The Tea Party Case For A Higher Minimum Wage

The Tea Party Case For A Higher Minimum Wage

If Tea Party Republicans were political animals, they’d support President Obama’s call to raise the minimum wage to $10.10 an hour. I know that sounds insane. A federally mandated wage appears to embody most everything the Tea Party stands against.

But as the Tea Party struggles in this year’s midterm elections against the Republican establishment, perhaps it should rethink using the primary as its weapon of choice. If you want to beat the big-business wing of the GOP, challenging incumbents is only one way to do it. Another way is to hit big business where it hurts — and that means joining the Democrats in raising the minimum wage.

This is asking a lot. Tea Party Republicans believe maximum individual liberty means minimal government “interference” in the lives of individuals. Indeed, supporting any wage law might be tantamount to treason for some in their ranks. But it isn’t as ideologically distasteful as it first appears.

In economic terms, the Tea Party has a history going back to Thomas Jefferson.

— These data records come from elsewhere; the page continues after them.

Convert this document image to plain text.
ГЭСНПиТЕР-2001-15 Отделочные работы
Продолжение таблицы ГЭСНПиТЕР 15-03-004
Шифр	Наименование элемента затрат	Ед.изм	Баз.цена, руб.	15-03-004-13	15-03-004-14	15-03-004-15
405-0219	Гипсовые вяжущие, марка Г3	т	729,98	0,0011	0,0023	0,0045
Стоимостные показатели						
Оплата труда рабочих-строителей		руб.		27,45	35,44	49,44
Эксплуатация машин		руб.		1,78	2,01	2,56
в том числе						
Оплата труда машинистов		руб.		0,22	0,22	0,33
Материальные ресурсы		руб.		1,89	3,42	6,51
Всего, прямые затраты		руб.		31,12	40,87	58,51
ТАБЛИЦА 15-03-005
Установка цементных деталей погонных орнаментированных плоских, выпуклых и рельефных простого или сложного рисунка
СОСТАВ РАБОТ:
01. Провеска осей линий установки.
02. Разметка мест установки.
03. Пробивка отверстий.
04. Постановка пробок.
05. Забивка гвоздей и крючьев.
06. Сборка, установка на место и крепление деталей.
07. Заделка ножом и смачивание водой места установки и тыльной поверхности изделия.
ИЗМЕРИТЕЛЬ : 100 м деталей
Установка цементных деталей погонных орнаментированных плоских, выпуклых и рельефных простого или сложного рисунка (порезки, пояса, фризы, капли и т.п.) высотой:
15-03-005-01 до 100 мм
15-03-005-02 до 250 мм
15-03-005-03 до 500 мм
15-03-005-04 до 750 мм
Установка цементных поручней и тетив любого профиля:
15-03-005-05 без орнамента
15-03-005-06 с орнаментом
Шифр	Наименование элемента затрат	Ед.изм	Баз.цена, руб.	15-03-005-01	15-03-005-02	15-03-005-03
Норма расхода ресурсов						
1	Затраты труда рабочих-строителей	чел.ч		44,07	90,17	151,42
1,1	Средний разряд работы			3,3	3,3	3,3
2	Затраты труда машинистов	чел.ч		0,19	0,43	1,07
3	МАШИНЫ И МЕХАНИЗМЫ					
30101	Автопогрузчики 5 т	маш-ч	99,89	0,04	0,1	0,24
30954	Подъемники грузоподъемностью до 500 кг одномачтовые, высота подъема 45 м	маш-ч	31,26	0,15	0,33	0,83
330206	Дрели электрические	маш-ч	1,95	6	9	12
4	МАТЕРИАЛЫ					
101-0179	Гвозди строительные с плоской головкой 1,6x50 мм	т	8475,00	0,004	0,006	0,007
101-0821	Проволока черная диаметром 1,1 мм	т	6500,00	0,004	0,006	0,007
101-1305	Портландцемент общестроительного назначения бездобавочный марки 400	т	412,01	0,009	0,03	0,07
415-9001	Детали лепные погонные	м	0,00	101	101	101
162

The founding father envisioned a decentralized government serving regional economies built by independent and self-reliant farmers, artisans and merchants. Today, these are called entrepreneurs, small-business owners, or the “engines of the economy.” To the Tea Party, these are the doers, the makers, the producers, the people who make America great.

Jefferson did not imagine a world transformed by an industrial revolution after which corporations dominated a national economy and employed legions of workers. The very idea of a corporation and a working class, historian Michael Lind once told me, runs counter to the dearly held image of the free yeoman farmer: “In the Jeffersonian system, wage-dependent proletarians are parasites, not producers, and the goal of Jeffersonian political economy is to turn proletarians into producers.”

Large corporations offend the Jeffersonian vision in another way. They use their enormous influence to bend government policy to their will, perverting free markets and corrupting fair competition. Some libertarian economists call this “corporatism” while others simply call it “crony capitalism.” Either way, it is the reality of small businesses. Mom-and-pop retailers in Connecticut pay higher taxes on less revenue than a Walmart store in the same town, because tax law permits it to claim that money in low-tax states like Arkansas.

At its best (that is, when expressed without the taint of racism), the Tea Party worldview would fix the economy by releasing the working class from the bonds of wage slavery and welfare, and by forcing corporations to compete fairly. The way to achieve that is by starving the federal budget to preclude handouts to corporations grown dependent on subsidies and to a working class grown dependent on wages and welfare.

One might think raising the minimum wage contradicts all this, but it doesn’t.

The Jeffersonian worldview makes room for government “interference,” as long as it helps those who help themselves. Yes, raising the minimum wage increases worker pay, but more important is that raising the minimum wage helps small businesses. As small-business owner said in a new survey conducted by Advocates for Independent Business: “We need to raise the minimum wage to get the economy growing again.”

Indeed, the people most concerned about raising the minimum wage to $10.10 an hour are the owners and managers of large corporations, because higher wages eat into their profits.

If Tea Party Republicans want to force the GOP establishment to stand for principle, they have to make the Republican Party’s big-business faction feel some pain, and to do that, they should threaten to join Democrats in raising the minimum wage. Higher wages are among the things big business fears most.

It’s not just a good political move. It’s entirely consistent with principles first laid out by one of the founding fathers.

The question is whether Tea Party Republicans are aware of their history and whether they can disentangle themselves from big-business benefactors who have since 2010 exploited the Tea Party’s energy to achieve their profit-preserving objectives.

Indeed, if Tea Party Republicans did decide to stand for raising the minimum wage, they might see their funding disappear.

That shouldn’t deter a movement dedicated to principle above all.